The reason for this is that I am running Windows 98 and have downloaded many updates to this operating system. Also I have many programs and data files.

Is this possible and what commands would you use to copy everything over.

Note I would setup the new Hard Drive as a slave until all the data over. Then set it to master and remove the old drive.

Its BIOS and other special areas of the drive I am worried about.

Any comments?

Sweep.
 
What you will need to do is get hold of some cloning software:

It can make an exact copy of your Hard Drive onto the new 40 GB drive

You need to have both Hard drives connected up then you can set the software to copy files from one to the other

I use Norton Ghost, Im not sure if it can be downloaded anywhere but it works a treat for me

Do a search for "cloning software" on google or something and you may get a free download
 
I've been looking for a link for a free download of Ghost, it seems you can't get a free version anywhere

If not Partition Magic is an option

Cheers

Jamie
 
Some manufacturers include a clone utility with their hard drives to enable you to transfer your data.
I've not seen it, but several people on TT have reported it.

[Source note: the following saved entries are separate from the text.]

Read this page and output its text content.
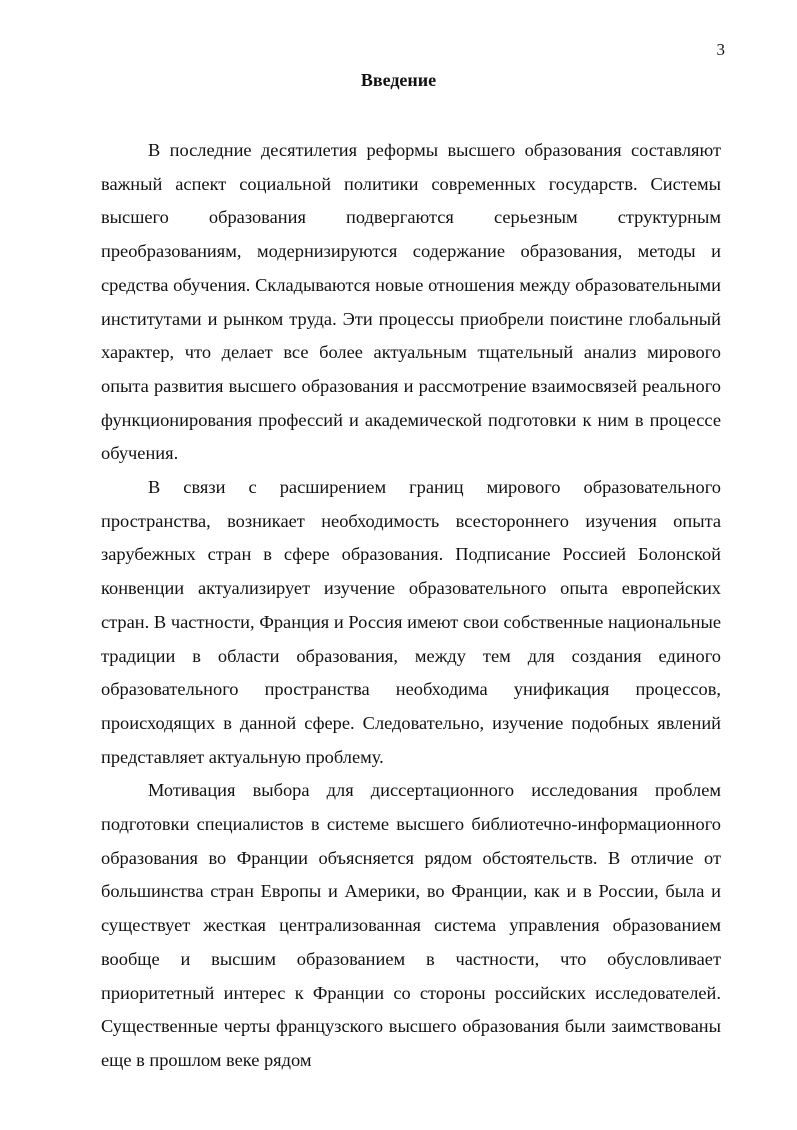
3
Введение

В последние десятилетия реформы высшего образования составляют важный аспект социальной политики современных государств. Системы высшего образования подвергаются серьезным структурным преобразованиям, модернизируются содержание образования, методы и средства обучения. Складываются новые отношения между образовательными институтами и рынком труда. Эти процессы приобрели поистине глобальный характер, что делает все более актуальным тщательный анализ мирового опыта развития высшего образования и рассмотрение взаимосвязей реального функционирования профессий и академической подготовки к ним в процессе обучения.

В связи с расширением границ мирового образовательного пространства, возникает необходимость всестороннего изучения опыта зарубежных стран в сфере образования. Подписание Россией Болонской конвенции актуализирует изучение образовательного опыта европейских стран. В частности, Франция и Россия имеют свои собственные национальные традиции в области образования, между тем для создания единого образовательного пространства необходима унификация процессов, происходящих в данной сфере. Следовательно, изучение подобных явлений представляет актуальную проблему.

Мотивация выбора для диссертационного исследования проблем подготовки специалистов в системе высшего библиотечно-информационного образования во Франции объясняется рядом обстоятельств. В отличие от большинства стран Европы и Америки, во Франции, как и в России, была и существует жесткая централизованная система управления образованием вообще и высшим образованием в частности, что обусловливает приоритетный интерес к Франции со стороны российских исследователей. Существенные черты французского высшего образования были заимствованы еще в прошлом веке рядом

So you might want to check to see if the drive you are intending to buy has one.
Copying doesn't work, as there are system files that can't be transferred that way.

Ed Fair
Any advice I give is my best judgement based on my interpretation of the facts you supply. Help increase my knowledge by providing some feedback, good or bad, on any advice I have given.
 
With Windows 98, you can just copy the whole installation over. But you need to create a win98 boot sector on the new disk first. So, run format x: /S (if not formatted yet) or sys x: if it is, where x: is new drive (would need to fdisk it to create partition first if new drive). Then just copy all but the swap file (you can do this from explorer - make sure hidden and system files are set to be visible. Even better would be a 2-pane file manager like servant salamander or 2x explorer). When it gets near the end it will want to overwrite the boot sector files - make sure it does. If any files don't copy, just make a note of them (may be one or two) - you can just boot to dos prompt and do these individually afterwards

When its finished, make new drive master and see if it boots ok (should do).